Rice exports for the first half of this year were just over a third of the figure exported in the same period last year, marking a significant drop for the once-billed ‘ricebowl of Asia’.

Figures released by the Burmese government’s Central Statistical Organisation (CSO) show that exports fell from 750,000 tonnes in the first six months of 2009 to just over 270,000 this year.

It comes at a time when both global demand for rice is rising and predicted global exports are also increasing: the US Department of Agriculture puts global rice export projections for 2010/11 at 31.4 million tonnes, a six percent increase from the previous year.

The cause of Burma’s fall however can be largely attributed to mismanagement on the part of the military government, with 2009’s comparatively healthy figures following on the heels of cyclone Nargis in May 2008, which destroyed an estimated 1.75 million hectares of farmland, or 30 percent of the wet season rice area for Burma.

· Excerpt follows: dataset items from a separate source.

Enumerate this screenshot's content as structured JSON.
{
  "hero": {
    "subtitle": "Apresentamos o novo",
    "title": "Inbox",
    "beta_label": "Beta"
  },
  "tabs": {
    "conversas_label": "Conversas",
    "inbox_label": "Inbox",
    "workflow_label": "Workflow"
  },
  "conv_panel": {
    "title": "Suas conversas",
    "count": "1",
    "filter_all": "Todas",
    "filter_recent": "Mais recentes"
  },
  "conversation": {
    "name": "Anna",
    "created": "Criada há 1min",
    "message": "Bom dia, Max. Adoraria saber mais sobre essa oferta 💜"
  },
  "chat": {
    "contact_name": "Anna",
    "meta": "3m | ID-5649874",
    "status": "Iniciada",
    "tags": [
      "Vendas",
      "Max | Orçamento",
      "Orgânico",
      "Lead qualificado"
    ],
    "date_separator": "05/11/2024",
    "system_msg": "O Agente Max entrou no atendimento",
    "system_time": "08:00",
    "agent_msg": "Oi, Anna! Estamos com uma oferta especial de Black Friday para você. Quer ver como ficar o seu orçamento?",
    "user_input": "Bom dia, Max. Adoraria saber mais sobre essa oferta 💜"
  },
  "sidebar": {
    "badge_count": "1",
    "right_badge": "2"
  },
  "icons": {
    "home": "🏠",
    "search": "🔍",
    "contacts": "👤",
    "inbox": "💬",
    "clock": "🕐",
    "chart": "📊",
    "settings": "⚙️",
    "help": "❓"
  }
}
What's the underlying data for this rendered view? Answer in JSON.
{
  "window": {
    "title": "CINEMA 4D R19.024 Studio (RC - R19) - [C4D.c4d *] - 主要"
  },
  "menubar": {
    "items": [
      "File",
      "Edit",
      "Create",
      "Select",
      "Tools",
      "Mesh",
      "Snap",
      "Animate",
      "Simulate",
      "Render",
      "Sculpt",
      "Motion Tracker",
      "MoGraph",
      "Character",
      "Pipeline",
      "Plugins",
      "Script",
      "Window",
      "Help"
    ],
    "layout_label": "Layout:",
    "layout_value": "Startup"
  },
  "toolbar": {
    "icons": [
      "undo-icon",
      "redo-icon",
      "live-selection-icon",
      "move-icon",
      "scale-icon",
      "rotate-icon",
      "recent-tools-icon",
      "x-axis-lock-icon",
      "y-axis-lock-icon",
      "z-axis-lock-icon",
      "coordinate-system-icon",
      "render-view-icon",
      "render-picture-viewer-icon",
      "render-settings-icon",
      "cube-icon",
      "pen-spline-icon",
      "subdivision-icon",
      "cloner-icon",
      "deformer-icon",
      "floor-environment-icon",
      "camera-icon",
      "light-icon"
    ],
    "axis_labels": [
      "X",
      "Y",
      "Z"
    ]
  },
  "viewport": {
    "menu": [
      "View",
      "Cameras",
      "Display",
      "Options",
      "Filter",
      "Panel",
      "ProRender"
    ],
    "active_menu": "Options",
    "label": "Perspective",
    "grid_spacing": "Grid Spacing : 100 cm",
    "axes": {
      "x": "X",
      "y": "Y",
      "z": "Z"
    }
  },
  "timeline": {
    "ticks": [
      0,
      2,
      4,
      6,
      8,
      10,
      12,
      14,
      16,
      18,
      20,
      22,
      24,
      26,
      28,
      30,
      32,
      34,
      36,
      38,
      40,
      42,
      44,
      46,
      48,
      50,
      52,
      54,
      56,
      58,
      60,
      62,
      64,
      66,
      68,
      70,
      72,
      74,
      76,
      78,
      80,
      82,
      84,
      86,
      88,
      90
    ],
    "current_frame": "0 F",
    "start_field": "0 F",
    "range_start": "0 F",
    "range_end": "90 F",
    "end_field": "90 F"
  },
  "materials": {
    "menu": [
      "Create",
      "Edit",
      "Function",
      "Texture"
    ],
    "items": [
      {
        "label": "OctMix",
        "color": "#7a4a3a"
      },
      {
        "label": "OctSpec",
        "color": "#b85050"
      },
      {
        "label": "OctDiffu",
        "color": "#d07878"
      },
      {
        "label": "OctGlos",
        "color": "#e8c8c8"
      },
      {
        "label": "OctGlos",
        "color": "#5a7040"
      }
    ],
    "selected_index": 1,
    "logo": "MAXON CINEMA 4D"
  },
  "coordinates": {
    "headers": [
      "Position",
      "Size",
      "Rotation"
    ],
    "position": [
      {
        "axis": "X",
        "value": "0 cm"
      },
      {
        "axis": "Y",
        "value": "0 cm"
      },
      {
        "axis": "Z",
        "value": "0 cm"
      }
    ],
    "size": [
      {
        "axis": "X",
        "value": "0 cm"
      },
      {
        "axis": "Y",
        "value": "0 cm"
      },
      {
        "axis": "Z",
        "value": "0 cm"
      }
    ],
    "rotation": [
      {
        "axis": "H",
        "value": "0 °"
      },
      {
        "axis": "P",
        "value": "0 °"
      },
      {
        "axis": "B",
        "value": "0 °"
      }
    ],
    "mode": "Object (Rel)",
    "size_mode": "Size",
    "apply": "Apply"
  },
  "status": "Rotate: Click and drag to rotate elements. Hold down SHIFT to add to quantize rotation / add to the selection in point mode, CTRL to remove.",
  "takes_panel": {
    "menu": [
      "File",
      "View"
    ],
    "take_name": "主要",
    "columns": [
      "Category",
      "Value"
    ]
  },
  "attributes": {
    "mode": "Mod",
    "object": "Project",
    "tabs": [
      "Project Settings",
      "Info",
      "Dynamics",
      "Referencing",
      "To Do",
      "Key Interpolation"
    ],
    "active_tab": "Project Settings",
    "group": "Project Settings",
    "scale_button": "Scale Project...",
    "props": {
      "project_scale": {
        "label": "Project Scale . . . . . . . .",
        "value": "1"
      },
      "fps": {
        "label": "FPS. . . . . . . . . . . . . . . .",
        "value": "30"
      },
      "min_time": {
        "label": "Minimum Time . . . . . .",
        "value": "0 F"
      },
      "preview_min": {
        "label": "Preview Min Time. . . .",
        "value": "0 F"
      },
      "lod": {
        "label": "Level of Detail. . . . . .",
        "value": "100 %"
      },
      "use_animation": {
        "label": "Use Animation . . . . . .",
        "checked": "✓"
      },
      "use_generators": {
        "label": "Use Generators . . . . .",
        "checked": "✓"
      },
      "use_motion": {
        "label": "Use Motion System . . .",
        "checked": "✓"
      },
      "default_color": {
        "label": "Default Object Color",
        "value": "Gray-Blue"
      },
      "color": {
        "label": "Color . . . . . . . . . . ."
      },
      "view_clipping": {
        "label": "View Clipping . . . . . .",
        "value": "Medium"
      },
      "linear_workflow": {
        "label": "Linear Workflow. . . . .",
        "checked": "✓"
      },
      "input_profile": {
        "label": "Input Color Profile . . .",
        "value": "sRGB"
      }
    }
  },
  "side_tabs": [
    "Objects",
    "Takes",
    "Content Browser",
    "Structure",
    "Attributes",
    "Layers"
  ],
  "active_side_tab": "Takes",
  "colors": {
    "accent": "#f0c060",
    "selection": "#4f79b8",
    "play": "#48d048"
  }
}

In the six months following the cyclone, Burma exported 105,000 tonnes of rice, but the government was heavily criticised by rights groups who alleged that millions were still going hungry in the Irrawaddy delta area. The Asian Development Bank (ADB) warned that it could take up to three years before the economy recovers from the cyclone.

One rice trader told Reuters on condition of anonymity that the nosedive in exports this year was a result of administrative failures in the country.

“Frankly, we traders have abundant rice in stock but there were some problems, including unreasonable delays in processing export licences during the peak export season, that is, the first six months of the year,” he said.

With current global rice supply exceeding demand, Thailand and Vietnam, the world’s largest and second-largest rice exporters respectively, have been forced to slash their prices. Thailand still managed to export 8.57 million tonnes in 2009, against Burma’s total exports for that year of 1.09 million tonnes.

Before military rule took a hammer to Burma’s economy and infrastructure, the country had been the world’s leading source of rice, exporting 3.4 million tonnes during its peak year in 1934.

The director of the Myanmar Rice Traders Association (MRTA), Dr Myo Aung Kyaw, predicted in November last year that Burma would soon match Vietnam’s rice output, which reached six million tonnes in 2009, but warned that the country still lags behind competing exporters in terms of modern equipment and maintenance systems.